When they see you looking at them, it shows them that you’re absorbing what they’re saying. Smiling and nodding also make a big difference and can help the recipient feel heard and respected.  

Remember your voice 

If you’re feeling nervous about speaking, it can be easy to hurry through what you planned to say. But that doesn’t treat your ideas with the respect they deserve, and if you’re told to repeat yourself or to ‘slow down’, you may lose your train of thought.  

On your video call, speak clearly at a conversational pace. Ensure that your sentences land, and your tone comes down at the end – to ensure that you come across with some gravitas and certainty. If you allow your voice to continually go up at the end, then it can seem like you are uncertain or not valuing what you are saying.  

If you feel like you’re talking too fast, use pauses. These don’t have to come exclusively at a punctuation point. Instead, you can think of them like phrasing in music. They can break up a long sentence, pull out and frame important words and bring melody to your speech. Try to keep your tone warm and authoritative but dynamic, placing particular emphasis on any phrases or words you deem important.  

Boosting employee collaboration 

There are still things you can do to boost employee collaboration through effective communication – whether you are online or in-person. Not only will this help with dealing with workplace conflict, but it will also help with streamlining internal communication within your business. 

First, it’s important to not avoid the issue at hand. If we continually try and sidestep conflict, then we are never asking the other person to share their side of things, and there is a danger the issue will grow. By avoiding arguments, we suppress our values – an arrangement that will only breed more misunderstanding, irritation, and resentment, and will see a drop in workplace productivity. 

But this doesn’t mean we should jump straight into it.  It’s always helpful to strategize. With online communication especially, you have the advantage of taking some time out before you begin a conversation. Ask yourself what your goal is and ensure your communication with your team aims to find out their goals – from there, you can align goals and work closer together. 

It’s also easy for introverts to get left behind in larger groups, and this can be heightened in a virtual world, where conversations can feel somewhat disjointed and unnatural. To keep team relationships strong and boost morale, the meeting chair should make sure that everyone has the opportunity to speak. Rather than addressing the whole group with a more general “what does everyone think about that idea?”, make a point of asking specific people for their ideas, then thank them for their insight before moving on. This makes everyone feel valued, confident, and supported. A powerful tool is the Talking Stick – which is an ancient Aboriginal tool – to support everyone to listen deeply to each other. The central idea is that everyone listens to whoever is holding the talking stick, and only when they have finished do they pass it on. It’s an incredibly powerful and empowering way to ensure everyone’s voice is valued and heard.  

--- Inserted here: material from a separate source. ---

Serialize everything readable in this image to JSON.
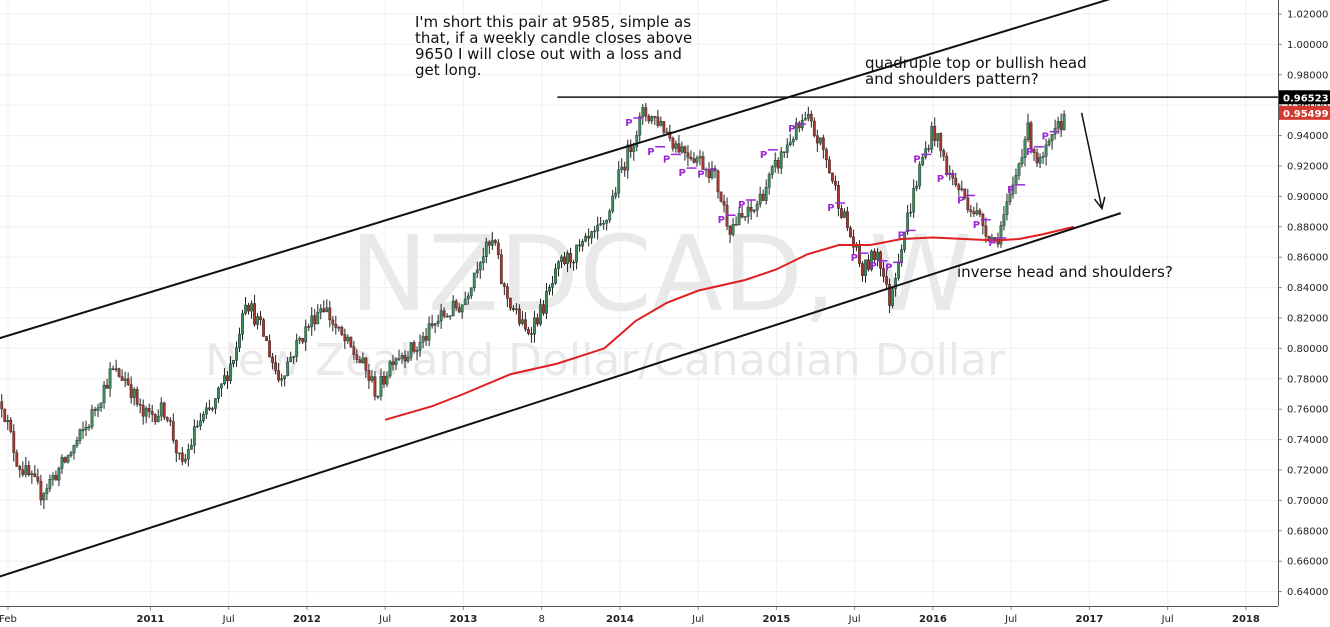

A communication charter is also a hugely useful tool for teams, especially if you are working virtually. Taking time to establish what you would like from your team and manager in terms of communication, and then writing down what you are willing to commit to, is an exercise that can boost internal communication within your business. Here are some questions HR leaders can consider:  

  • What communication commitments would you like to have when in meetings to keep things feeling positive, robust, and effective? 
  • What social moments do you need to feel connected? 
  • What face-to-face meetings do you need to feel connected? 
  • Which communication modes would you like to use in which circumstances? 
  • Is there anything else that feels essential to you for staying connected when communicating virtually? 

When communicating virtually, you want to engage everyone and remain present yourself. When everyone is just a little square on the screen, it can be harder to navigate meetings, manage conflict and present your true self, but you can still win people over with these few, conscious steps.